On Mon, Mar 10, 2014 at 12:42 PM, Dennis Luehring <dl.so...@gmx.net> wrote:
> Am 10.03.2014 12:28, schrieb demerphq:
>> I had the impression, and I would not be surprised if they had the
>> impression that the git development community is relatively
>> unconcerned about performance issues on larger repositories.
> so the question is if the git community is interested in beeing competive in
> such large scale scenarios - something what mercurial seems to be now out
> of the box
AFAIK, David Lang's comment is not far off the mark. Facebook has made
a tool called Watchman (https://github.com/facebook/watchman) that
watches your work tree (i.e. wrapping inotify on Linux) and triggers
various commands when files within are changed (e.g. do an auto-build
whenever a file in your project changes). Since this tool will
discover when files change, they have adjusted Mercurial to discover
changes by querying Watchman instead of stat-ing the entire work tree.
AFAICS, this is basically a tradeoff between the time it takes to stat
your work tree and the overhead/administrivia of running a daemon to
monitor the work tree.
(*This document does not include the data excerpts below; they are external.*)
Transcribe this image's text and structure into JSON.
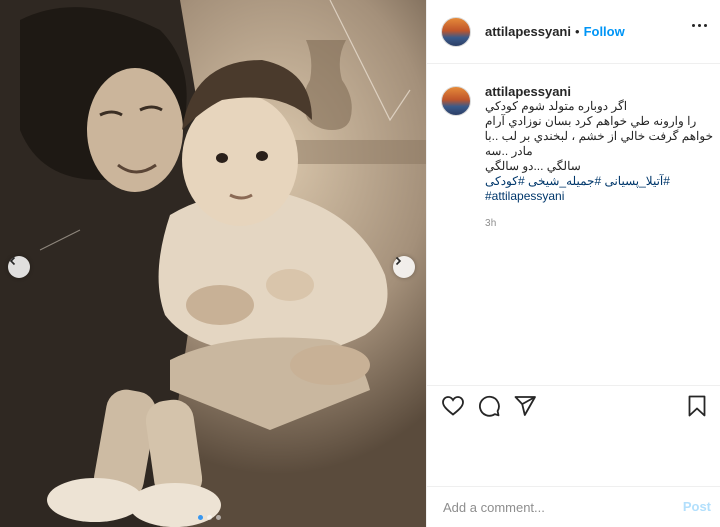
{
  "post": {
    "username": "attilapessyani",
    "separator": "•",
    "follow_label": "Follow",
    "caption_lines": [
      "اگر دوباره متولد شوم کودکي",
      "را وارونه طي خواهم کرد بسان نوزادي آرام",
      "خواهم گرفت خالي از خشم ، لبخندي بر لب ..با",
      "مادر ..سه",
      "سالگي ...دو سالگي"
    ],
    "hashtags_line1": "#آتیلا_پسیانی #جمیله_شیخی #کودکی",
    "hashtags_line2": "#attilapessyani",
    "time": "3h"
  },
  "comment": {
    "placeholder": "Add a comment...",
    "post_label": "Post"
  },
  "carousel": {
    "slide_count": 3,
    "active_index": 0
  },
  "icons": {
    "like": "heart-icon",
    "comment": "comment-bubble-icon",
    "share": "paper-plane-icon",
    "save": "bookmark-icon",
    "prev": "chevron-left-icon",
    "next": "chevron-right-icon",
    "more": "more-dots-icon"
  },
  "colors": {
    "accent": "#0095f6",
    "hashtag": "#00376b",
    "muted": "#8e8e8e",
    "post_disabled": "#b2dffc"
  }
}
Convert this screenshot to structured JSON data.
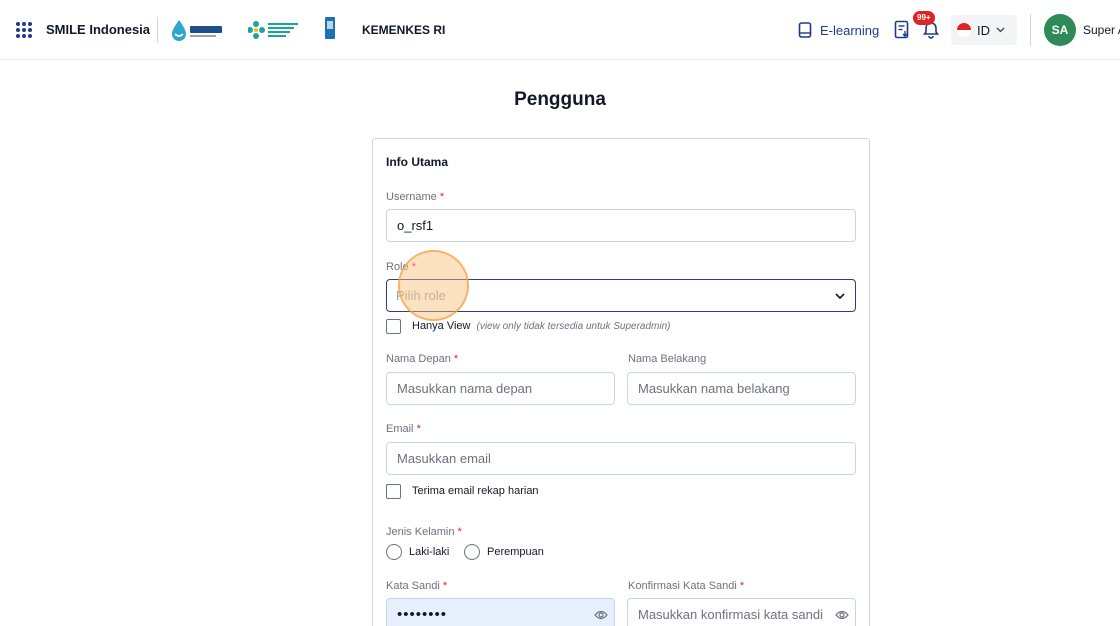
{
  "header": {
    "app_name": "SMILE Indonesia",
    "org_name": "KEMENKES RI",
    "elearning_label": "E-learning",
    "notification_count": "99+",
    "language": "ID",
    "avatar_initials": "SA",
    "user_name": "Super A",
    "logos": [
      "smile-logo",
      "kemenkes-logo",
      "undp-logo"
    ]
  },
  "page": {
    "title": "Pengguna"
  },
  "form": {
    "section_title": "Info Utama",
    "required_mark": "*",
    "username": {
      "label": "Username",
      "value": "o_rsf1"
    },
    "role": {
      "label": "Role",
      "placeholder": "Pilih role"
    },
    "view_only": {
      "label": "Hanya View",
      "note": "(view only tidak tersedia untuk Superadmin)",
      "checked": false
    },
    "first_name": {
      "label": "Nama Depan",
      "placeholder": "Masukkan nama depan"
    },
    "last_name": {
      "label": "Nama Belakang",
      "placeholder": "Masukkan nama belakang"
    },
    "email": {
      "label": "Email",
      "placeholder": "Masukkan email"
    },
    "daily_recap": {
      "label": "Terima email rekap harian",
      "checked": false
    },
    "gender": {
      "label": "Jenis Kelamin",
      "options": [
        "Laki-laki",
        "Perempuan"
      ]
    },
    "password": {
      "label": "Kata Sandi",
      "masked_value": "••••••••"
    },
    "confirm_password": {
      "label": "Konfirmasi Kata Sandi",
      "placeholder": "Masukkan konfirmasi kata sandi"
    }
  },
  "colors": {
    "brand_navy": "#1e3a8a",
    "focus_border": "#2c3e8a",
    "required": "#dc2626",
    "avatar_bg": "#2e8b57",
    "badge_bg": "#dc2626",
    "password_fill_bg": "#e8effc",
    "click_ring": "#f59e42"
  }
}
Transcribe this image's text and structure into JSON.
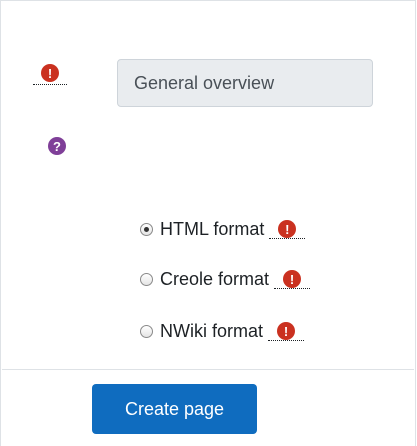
{
  "form": {
    "title_value": "General overview",
    "required_icon_glyph": "!",
    "help_icon_glyph": "?",
    "format_options": [
      {
        "label": "HTML format",
        "selected": true
      },
      {
        "label": "Creole format",
        "selected": false
      },
      {
        "label": "NWiki format",
        "selected": false
      }
    ],
    "submit_label": "Create page"
  },
  "colors": {
    "required": "#ca3120",
    "help": "#7f3f98",
    "primary_button": "#0f6cbf"
  }
}
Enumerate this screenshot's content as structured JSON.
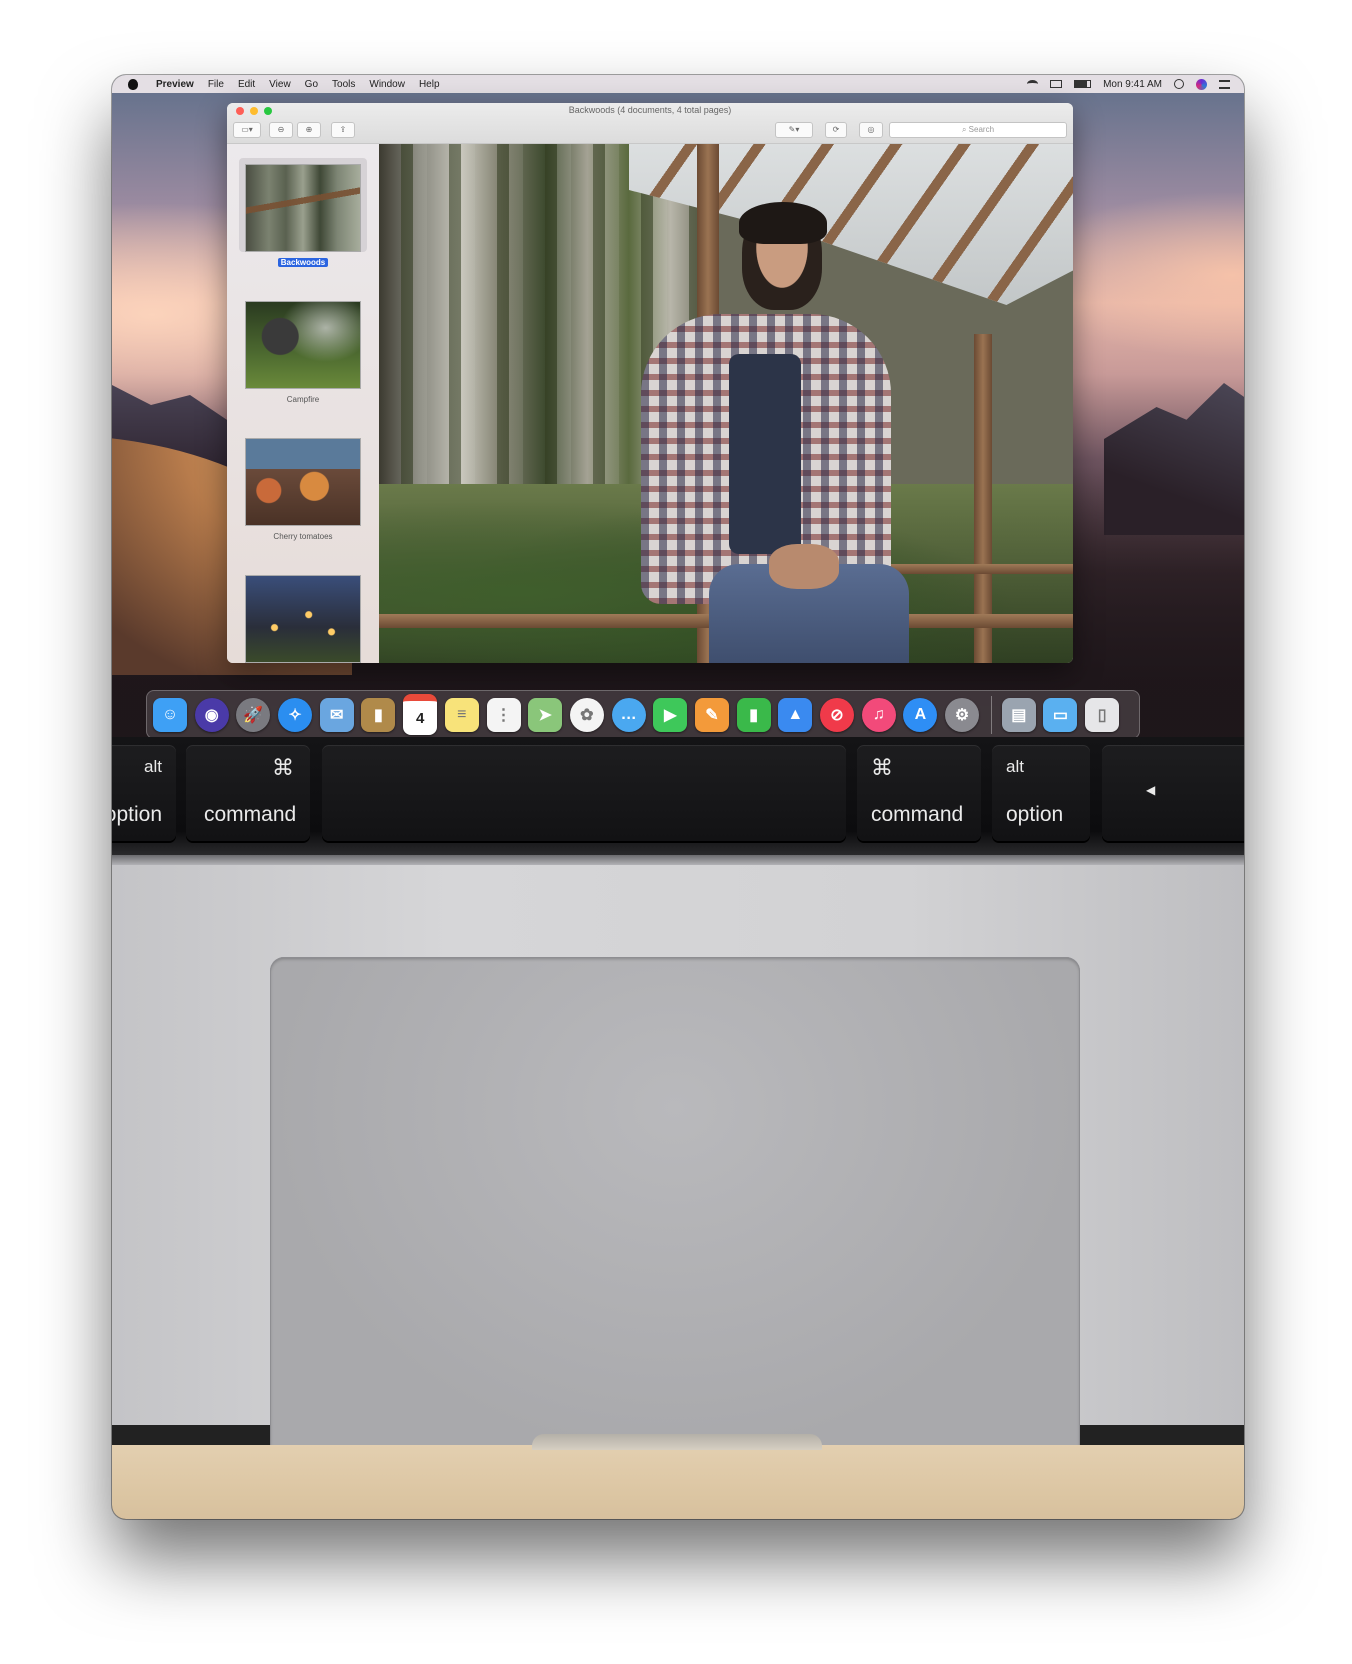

It seems Facebook has organized their code and
infrastructure in a way that makes the latter approach worthwhile for
them, and has contributed their solution back to Mercurial.
It should be possible to teach Git to do similar things, and IINM
there are (and have previously been) several attempts to do similar
things in Git, e.g.:
I haven't looked closely at these attempts (it is not my scratch to
itch), and I don't know if/how they would work on top of Watchman, but
in principle I don't see why Git shouldn't be able to leverage
Watchman the same way Mercurial does.